She dealt the girl a blow with her open hand as she spoke, a swinging, pitiless blow, on the cheek, and pushed her fiercely from her.
Dinah reeled momentarily. The sudden violence of the attack bewildered her. Actually she had almost forgotten how dreadful her mother could be. Then, recovering herself, she went to the fire and stooped over it, without a word. She had a burning sensation at the throat, and she was on the verge of passionate tears. The memory of Isabel's parting embrace, the tender drawing of her arms only a brief half-hour before made this home-coming almost intolerable.
"What's that thing you're wearing?" demanded Mrs. Bathurst abruptly.
Dinah lifted the kettle and turned. "It is a fur-lined coat that--that he bought for me in Paris."
"Then take it off!" commanded Mrs. Bathurst. "And don't you wear it again until I give you leave! How dare you accept presents from the man before I've even seen him?"
"I couldn't help it," murmured Dinah, as she slipped off the luxurious garment that Isabel had chosen for her.
"Couldn't help it!" Bitterly Mrs. Bathurst echoed the words. "You'll say you couldn't help him falling in love with you next! As if you didn't set out to catch him, you little artful brown-faced monkey!

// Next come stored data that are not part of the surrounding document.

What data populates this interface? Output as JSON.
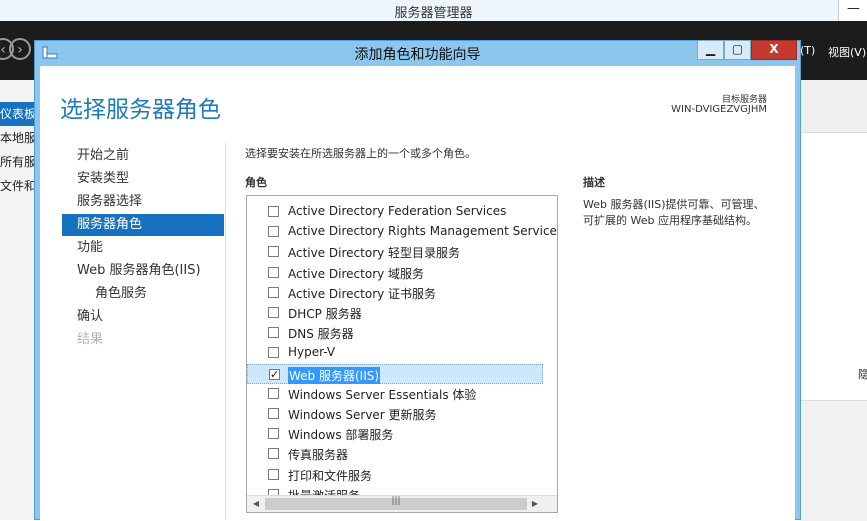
{
  "background_window": {
    "title": "服务器管理器",
    "minimize_glyph": "—",
    "menu_items": [
      "(T)",
      "视图(V)"
    ],
    "left_items": [
      "仪表板",
      "本地服",
      "所有服",
      "文件和"
    ],
    "right_fragment": "隐"
  },
  "dialog": {
    "title": "添加角色和功能向导",
    "close_glyph": "X",
    "page_title": "选择服务器角色",
    "target_label": "目标服务器",
    "target_server": "WIN-DVIGEZVGJHM",
    "nav": [
      {
        "label": "开始之前",
        "state": "normal"
      },
      {
        "label": "安装类型",
        "state": "normal"
      },
      {
        "label": "服务器选择",
        "state": "normal"
      },
      {
        "label": "服务器角色",
        "state": "active"
      },
      {
        "label": "功能",
        "state": "normal"
      },
      {
        "label": "Web 服务器角色(IIS)",
        "state": "normal"
      },
      {
        "label": "角色服务",
        "state": "sub"
      },
      {
        "label": "确认",
        "state": "normal"
      },
      {
        "label": "结果",
        "state": "disabled"
      }
    ],
    "instruction": "选择要安装在所选服务器上的一个或多个角色。",
    "roles_heading": "角色",
    "roles": [
      {
        "label": "Active Directory Federation Services",
        "checked": false
      },
      {
        "label": "Active Directory Rights Management Services",
        "checked": false
      },
      {
        "label": "Active Directory 轻型目录服务",
        "checked": false
      },
      {
        "label": "Active Directory 域服务",
        "checked": false
      },
      {
        "label": "Active Directory 证书服务",
        "checked": false
      },
      {
        "label": "DHCP 服务器",
        "checked": false
      },
      {
        "label": "DNS 服务器",
        "checked": false
      },
      {
        "label": "Hyper-V",
        "checked": false
      },
      {
        "label": "Web 服务器(IIS)",
        "checked": true,
        "selected": true
      },
      {
        "label": "Windows Server Essentials 体验",
        "checked": false
      },
      {
        "label": "Windows Server 更新服务",
        "checked": false
      },
      {
        "label": "Windows 部署服务",
        "checked": false
      },
      {
        "label": "传真服务器",
        "checked": false
      },
      {
        "label": "打印和文件服务",
        "checked": false
      },
      {
        "label": "批量激活服务",
        "checked": false
      }
    ],
    "description_heading": "描述",
    "description": "Web 服务器(IIS)提供可靠、可管理、可扩展的 Web 应用程序基础结构。",
    "check_glyph": "✓",
    "scroll_grip_v": "≡",
    "scroll_grip_h": "|||"
  },
  "colors": {
    "accent": "#1672c0",
    "title_blue": "#1d7bbd",
    "dialog_frame": "#8cc6ec",
    "close_red": "#c43a2e",
    "selection_highlight": "#3399ff"
  }
}
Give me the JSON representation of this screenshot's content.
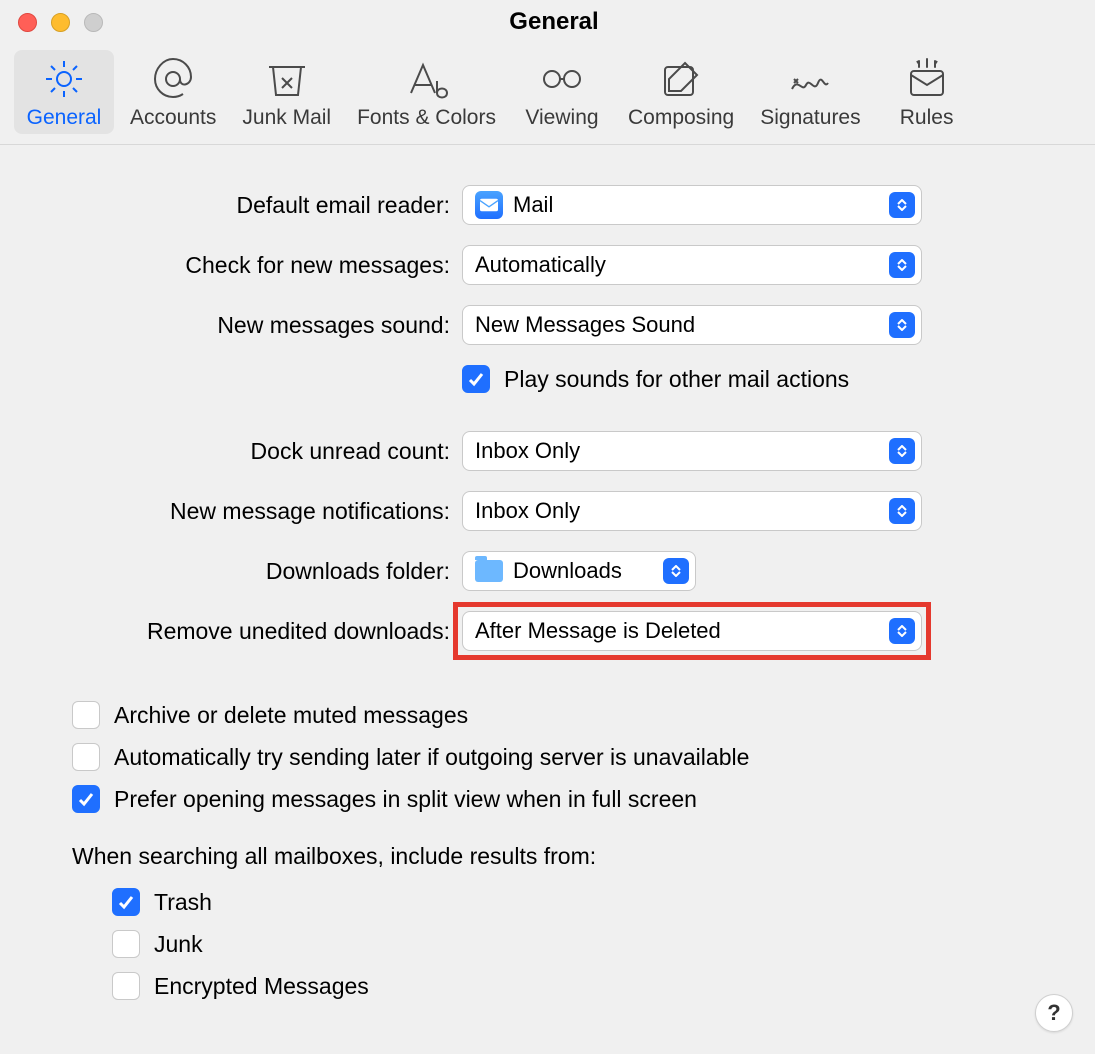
{
  "window": {
    "title": "General"
  },
  "tabs": [
    {
      "label": "General",
      "icon": "gear",
      "selected": true
    },
    {
      "label": "Accounts",
      "icon": "at",
      "selected": false
    },
    {
      "label": "Junk Mail",
      "icon": "junk",
      "selected": false
    },
    {
      "label": "Fonts & Colors",
      "icon": "fonts",
      "selected": false
    },
    {
      "label": "Viewing",
      "icon": "glasses",
      "selected": false
    },
    {
      "label": "Composing",
      "icon": "compose",
      "selected": false
    },
    {
      "label": "Signatures",
      "icon": "sig",
      "selected": false
    },
    {
      "label": "Rules",
      "icon": "rules",
      "selected": false
    }
  ],
  "form": {
    "default_reader": {
      "label": "Default email reader:",
      "value": "Mail"
    },
    "check_new": {
      "label": "Check for new messages:",
      "value": "Automatically"
    },
    "sound": {
      "label": "New messages sound:",
      "value": "New Messages Sound"
    },
    "play_sounds": {
      "label": "Play sounds for other mail actions",
      "checked": true
    },
    "dock_unread": {
      "label": "Dock unread count:",
      "value": "Inbox Only"
    },
    "notifications": {
      "label": "New message notifications:",
      "value": "Inbox Only"
    },
    "downloads_folder": {
      "label": "Downloads folder:",
      "value": "Downloads"
    },
    "remove_unedited": {
      "label": "Remove unedited downloads:",
      "value": "After Message is Deleted"
    }
  },
  "checks": {
    "archive_muted": {
      "label": "Archive or delete muted messages",
      "checked": false
    },
    "auto_retry": {
      "label": "Automatically try sending later if outgoing server is unavailable",
      "checked": false
    },
    "split_view": {
      "label": "Prefer opening messages in split view when in full screen",
      "checked": true
    }
  },
  "search": {
    "heading": "When searching all mailboxes, include results from:",
    "trash": {
      "label": "Trash",
      "checked": true
    },
    "junk": {
      "label": "Junk",
      "checked": false
    },
    "encrypted": {
      "label": "Encrypted Messages",
      "checked": false
    }
  },
  "help": "?"
}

Oh, I always knew you were crafty, for all your simple ways. Mind, I don't say you haven't done well for yourself, you have--a deal better than you deserve. But don't ever say you couldn't help it to me again! For if you do, I'll trounce you for it, do you hear? None of your coy airs for me! I won't put up with 'em. You'll behave yourself as long as you're in this house, or I'll know the reason why."

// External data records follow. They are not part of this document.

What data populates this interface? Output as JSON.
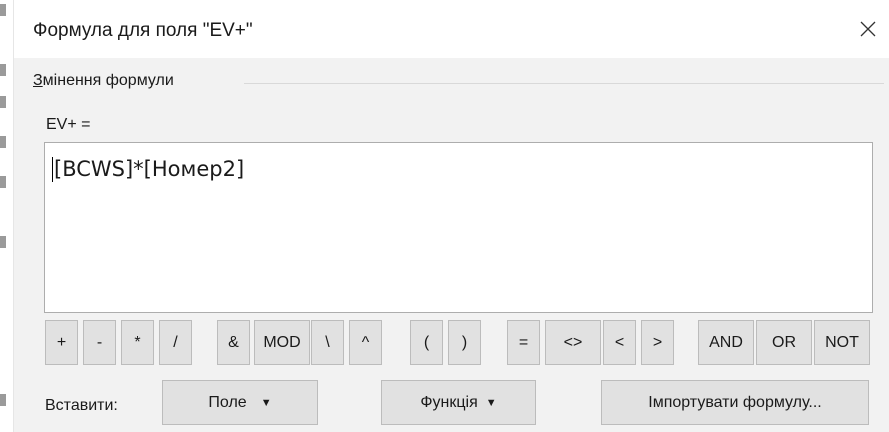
{
  "dialog": {
    "title": "Формула для поля \"EV+\"",
    "close_icon": "close-icon"
  },
  "group": {
    "label_underlined": "З",
    "label_rest": "мінення формули"
  },
  "formula": {
    "label": "EV+ =",
    "value": "[BCWS]*[Номер2]"
  },
  "operators": [
    "+",
    "-",
    "*",
    "/",
    "&",
    "MOD",
    "\\",
    "^",
    "(",
    ")",
    "=",
    "<>",
    "<",
    ">",
    "AND",
    "OR",
    "NOT"
  ],
  "insert": {
    "label": "Вставити:",
    "field_button": "Поле",
    "function_button": "Функція",
    "import_button": "Імпортувати формулу...",
    "dropdown_arrow": "▼"
  }
}
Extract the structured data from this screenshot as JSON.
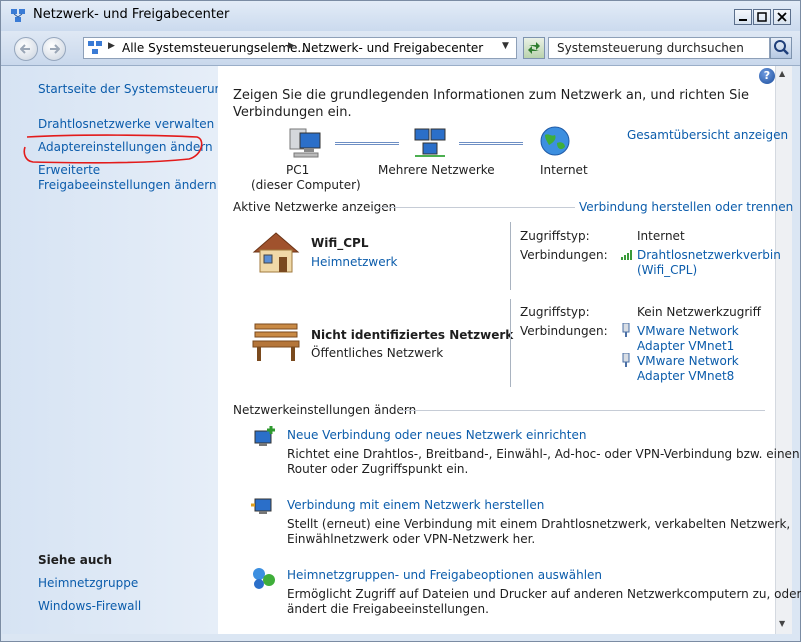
{
  "window": {
    "title": "Netzwerk- und Freigabecenter"
  },
  "address": {
    "crumbs": [
      "Alle Systemsteuerungseleme...",
      "Netzwerk- und Freigabecenter"
    ],
    "search_placeholder": "Systemsteuerung durchsuchen"
  },
  "sidebar": {
    "links": [
      "Startseite der Systemsteuerung",
      "Drahtlosnetzwerke verwalten",
      "Adaptereinstellungen ändern",
      "Erweiterte",
      "Freigabeeinstellungen ändern"
    ],
    "see_also_title": "Siehe auch",
    "see_also": [
      "Heimnetzgruppe",
      "Windows-Firewall"
    ]
  },
  "main": {
    "intro_line1": "Zeigen Sie die grundlegenden Informationen zum Netzwerk an, und richten Sie",
    "intro_line2": "Verbindungen ein.",
    "full_map": "Gesamtübersicht anzeigen",
    "map": {
      "pc_name": "PC1",
      "pc_sub": "(dieser Computer)",
      "network": "Mehrere Netzwerke",
      "internet": "Internet"
    },
    "active_title": "Aktive Netzwerke anzeigen",
    "connect_link": "Verbindung herstellen oder trennen",
    "net1": {
      "name": "Wifi_CPL",
      "type": "Heimnetzwerk",
      "access_label": "Zugriffstyp:",
      "access_value": "Internet",
      "conn_label": "Verbindungen:",
      "conn_line1": "Drahtlosnetzwerkverbin",
      "conn_line2": "(Wifi_CPL)"
    },
    "net2": {
      "name": "Nicht identifiziertes Netzwerk",
      "type": "Öffentliches Netzwerk",
      "access_label": "Zugriffstyp:",
      "access_value": "Kein Netzwerkzugriff",
      "conn_label": "Verbindungen:",
      "conn1_line1": "VMware Network",
      "conn1_line2": "Adapter VMnet1",
      "conn2_line1": "VMware Network",
      "conn2_line2": "Adapter VMnet8"
    },
    "settings_title": "Netzwerkeinstellungen ändern",
    "tasks": [
      {
        "title": "Neue Verbindung oder neues Netzwerk einrichten",
        "desc1": "Richtet eine Drahtlos-, Breitband-, Einwähl-, Ad-hoc- oder VPN-Verbindung bzw. einen",
        "desc2": "Router oder Zugriffspunkt ein."
      },
      {
        "title": "Verbindung mit einem Netzwerk herstellen",
        "desc1": "Stellt (erneut) eine Verbindung mit einem Drahtlosnetzwerk, verkabelten Netzwerk,",
        "desc2": "Einwählnetzwerk oder VPN-Netzwerk her."
      },
      {
        "title": "Heimnetzgruppen- und Freigabeoptionen auswählen",
        "desc1": "Ermöglicht Zugriff auf Dateien und Drucker auf anderen Netzwerkcomputern zu, oder",
        "desc2": "ändert die Freigabeeinstellungen."
      }
    ]
  }
}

To all of which Dinah listened in set silence, telling herself with desperate insistence that it would not be for long. Sir Eustace did not mean to be kept waiting, and he would deliver her finally and for all time.
She did not know exactly why her mother was angry. She supposed she resented the idea of losing her slave. There seemed no other possible reason, for love for her she had none. Dinah knew but too cruelly well that she had been naught but an unwelcome burden from the very earliest days of her existence. Till she met Isabel, she had never known what real mother-love could be.
She wondered if her fiancé would notice the red mark on her cheek when she carried in the teapot; but he was holding a careless conversation with her father, and only gave her a glance and a smile.